M. Shakila Banu

Avinashilingam Institute of Home Science and Higher Education for Women, India

Title: Comparative studies on solvent and supercritical fluid extraction techniques of capsaicin


M. Shakila Banu is the Chairperson – Board of Studies in Food Processing & Preservation Technology Faculty of Engineering, Avinashilingam Institute for Home Science and Higher Education for Women, Coimbatore.
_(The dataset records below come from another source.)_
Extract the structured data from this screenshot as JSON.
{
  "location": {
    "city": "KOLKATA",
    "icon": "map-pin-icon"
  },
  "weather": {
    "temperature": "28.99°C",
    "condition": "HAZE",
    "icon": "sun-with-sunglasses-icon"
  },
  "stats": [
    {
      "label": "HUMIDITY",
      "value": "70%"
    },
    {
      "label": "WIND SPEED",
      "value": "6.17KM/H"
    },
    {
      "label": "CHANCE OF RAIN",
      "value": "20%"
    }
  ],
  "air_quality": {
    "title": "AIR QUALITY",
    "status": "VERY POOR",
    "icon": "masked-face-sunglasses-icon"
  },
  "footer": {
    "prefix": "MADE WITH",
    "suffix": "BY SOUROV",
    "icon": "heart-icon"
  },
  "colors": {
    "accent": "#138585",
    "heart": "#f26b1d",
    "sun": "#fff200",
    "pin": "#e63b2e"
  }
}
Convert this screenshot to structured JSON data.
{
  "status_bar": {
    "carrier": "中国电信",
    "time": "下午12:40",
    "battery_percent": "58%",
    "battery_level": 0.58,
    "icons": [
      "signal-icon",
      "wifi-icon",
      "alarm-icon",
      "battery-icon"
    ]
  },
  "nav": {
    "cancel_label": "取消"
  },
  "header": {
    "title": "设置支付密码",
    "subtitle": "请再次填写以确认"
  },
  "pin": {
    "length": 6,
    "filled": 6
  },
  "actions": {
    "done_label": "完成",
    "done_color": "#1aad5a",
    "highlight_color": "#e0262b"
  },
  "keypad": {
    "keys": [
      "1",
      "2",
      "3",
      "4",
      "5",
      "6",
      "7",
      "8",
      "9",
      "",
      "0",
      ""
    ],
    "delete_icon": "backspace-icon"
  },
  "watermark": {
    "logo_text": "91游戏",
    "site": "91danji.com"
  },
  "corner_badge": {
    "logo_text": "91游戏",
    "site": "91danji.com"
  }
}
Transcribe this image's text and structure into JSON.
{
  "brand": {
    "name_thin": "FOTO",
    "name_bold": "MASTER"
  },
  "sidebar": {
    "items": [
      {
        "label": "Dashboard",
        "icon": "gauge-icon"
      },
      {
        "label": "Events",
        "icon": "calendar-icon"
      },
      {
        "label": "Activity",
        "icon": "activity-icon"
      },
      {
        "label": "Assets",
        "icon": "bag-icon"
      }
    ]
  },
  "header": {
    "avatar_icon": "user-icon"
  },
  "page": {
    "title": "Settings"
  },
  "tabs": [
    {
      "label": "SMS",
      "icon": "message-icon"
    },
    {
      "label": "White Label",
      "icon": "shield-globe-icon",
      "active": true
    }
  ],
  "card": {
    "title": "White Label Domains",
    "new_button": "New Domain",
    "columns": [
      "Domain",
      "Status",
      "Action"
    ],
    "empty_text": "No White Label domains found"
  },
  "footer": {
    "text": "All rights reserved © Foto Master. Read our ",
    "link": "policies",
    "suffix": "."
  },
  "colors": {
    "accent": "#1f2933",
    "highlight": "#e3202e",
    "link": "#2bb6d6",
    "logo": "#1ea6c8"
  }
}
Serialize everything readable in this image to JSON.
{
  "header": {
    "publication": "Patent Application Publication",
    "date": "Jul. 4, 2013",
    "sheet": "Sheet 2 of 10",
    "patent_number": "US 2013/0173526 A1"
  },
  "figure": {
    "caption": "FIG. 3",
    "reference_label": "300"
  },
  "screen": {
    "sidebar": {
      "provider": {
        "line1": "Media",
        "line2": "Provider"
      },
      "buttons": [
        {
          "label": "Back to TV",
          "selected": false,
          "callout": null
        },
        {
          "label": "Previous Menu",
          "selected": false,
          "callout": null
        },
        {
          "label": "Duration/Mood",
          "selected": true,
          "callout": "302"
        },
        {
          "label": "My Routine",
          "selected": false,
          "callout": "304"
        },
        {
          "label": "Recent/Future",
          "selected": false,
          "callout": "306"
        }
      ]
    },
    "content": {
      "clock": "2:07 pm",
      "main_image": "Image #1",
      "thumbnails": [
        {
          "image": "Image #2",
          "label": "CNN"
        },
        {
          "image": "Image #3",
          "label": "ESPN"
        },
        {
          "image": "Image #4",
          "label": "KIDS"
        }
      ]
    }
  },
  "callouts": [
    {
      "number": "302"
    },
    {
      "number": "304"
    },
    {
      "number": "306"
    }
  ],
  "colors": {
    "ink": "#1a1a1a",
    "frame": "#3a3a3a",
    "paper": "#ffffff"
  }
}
Chilli have been a part of the human diet in the since at least 7500 BC. The substances that give chili peppers their intensity when ingested or applied topically are capsaicin and several related chemicals, collectively called capsaicinoids. The two most abundant capsaicinoids in peppers are capsaicin and dihydrocapsaicin, both constituting 90%, with capsaicin accounting for ~71% of the total capsaicinoids in most of the pungent varieties. Capsaicin content of peppers is one of the major parameters that determine its commercial quality.
The simplest form of solid liquid extraction is treatment of solid with a solvent. Soxhlet extraction is one of the conventionally used methods for extracting capsaicin. Supercritical fluid extraction has been widely employed as an alternative to organic solvent for the extraction of capsaicin. Carbon dioxide (CO2) is probably the most widely used supercritical fluid because of its critical temperature (31.1 ℃), which makes it an ideal solvent for extracting thermally labile materials.
In the present study capsaicin extraction using two techniques supercritical fluid extraction and Soxhlet extraction are compared. The extraction efficiency was found to be higher in Supercritical fluid extraction. The resulting capsaicin was then incorporated into different products like cookie, honey, mayonnaise and yoghurt and sensory evaluation was conducted.